AUD/USD Dips on Soft Retail Sales

  • AUD/USD ends 6-day rally
  • Australian retail sales decline
  • Fed warns that banks are tightening credit

The Australian dollar is in negative territory, ending a rally of close to 200 points. In the European session, AUD/USD is trading at 0.6760, down 0.29% on the day.

Australian retail sales decline

Australian retail sales posted a decline of 0.6% in the first quarter, following a downwardly revised reading of -0.3% in Q4 2022. The reading matched the consensus, but investors were not pleased with a second straight decline and the Aussie has lost ground today. The National Australia Bank responded to the release by warning that a “consumer recession” had arrived.

Australians are holding tight onto their wallets due to the uncertainty in economic conditions. The cost-of-living crisis, driven by high inflation and rising interest rates, has driven down household spending. The new budget may help matters a little, but inflation will have to continue moving lower before consumers increase spending.

Australia will release consumer confidence for May on Wednesday, with the markets braced for a decline of -1.7% after a sharp gain of 9.4% in April.

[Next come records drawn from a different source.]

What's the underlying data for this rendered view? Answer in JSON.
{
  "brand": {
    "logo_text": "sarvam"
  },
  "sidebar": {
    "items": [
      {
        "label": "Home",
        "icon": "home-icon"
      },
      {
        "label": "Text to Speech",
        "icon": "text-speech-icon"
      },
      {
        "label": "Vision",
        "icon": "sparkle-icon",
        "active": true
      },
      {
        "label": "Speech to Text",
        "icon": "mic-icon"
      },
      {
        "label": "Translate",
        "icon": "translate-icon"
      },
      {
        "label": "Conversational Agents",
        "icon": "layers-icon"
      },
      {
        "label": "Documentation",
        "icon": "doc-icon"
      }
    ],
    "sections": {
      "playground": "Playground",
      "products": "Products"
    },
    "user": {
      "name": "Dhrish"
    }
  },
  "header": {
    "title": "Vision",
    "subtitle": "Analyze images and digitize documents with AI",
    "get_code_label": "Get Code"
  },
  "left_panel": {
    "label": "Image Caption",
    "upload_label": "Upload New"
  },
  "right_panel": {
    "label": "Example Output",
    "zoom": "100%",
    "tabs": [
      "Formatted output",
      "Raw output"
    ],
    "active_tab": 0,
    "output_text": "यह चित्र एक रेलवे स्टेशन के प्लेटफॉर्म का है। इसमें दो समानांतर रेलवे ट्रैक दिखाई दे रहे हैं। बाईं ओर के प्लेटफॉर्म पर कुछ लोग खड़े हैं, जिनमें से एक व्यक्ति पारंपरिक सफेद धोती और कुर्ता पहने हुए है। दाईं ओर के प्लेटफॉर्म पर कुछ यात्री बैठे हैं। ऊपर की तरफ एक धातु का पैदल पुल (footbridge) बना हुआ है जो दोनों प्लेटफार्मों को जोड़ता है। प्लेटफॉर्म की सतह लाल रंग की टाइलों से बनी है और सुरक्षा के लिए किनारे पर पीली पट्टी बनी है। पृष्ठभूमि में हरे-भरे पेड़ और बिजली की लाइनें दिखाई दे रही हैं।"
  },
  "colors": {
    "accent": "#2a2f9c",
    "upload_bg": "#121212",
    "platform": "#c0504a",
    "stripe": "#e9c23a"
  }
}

The Federal Reserve has warned that the turbulence in the banking industry had led to tighter credit conditions which could slow down growth in the US economy. These concerns were highlighted in the Fed’s bi-annual financial stability report. The Fed’s quarterly Senior Loan Officer Opinion Survey noted that banks expected to continue tightening lending requirements and that bank officials expressed concerns about recession and deposit withdrawals.

The Fed isn’t about to pivot on its rate policy due to the stress in the banking sector. The financial stability report said that “a large majority of banks” were able handle the strain from higher rates and noted that banks were “well capitalized”. Still, the Fed will have to keep in mind the danger of contagion and give thought to cutting rates later in the year in order to minimize the chances of a recession.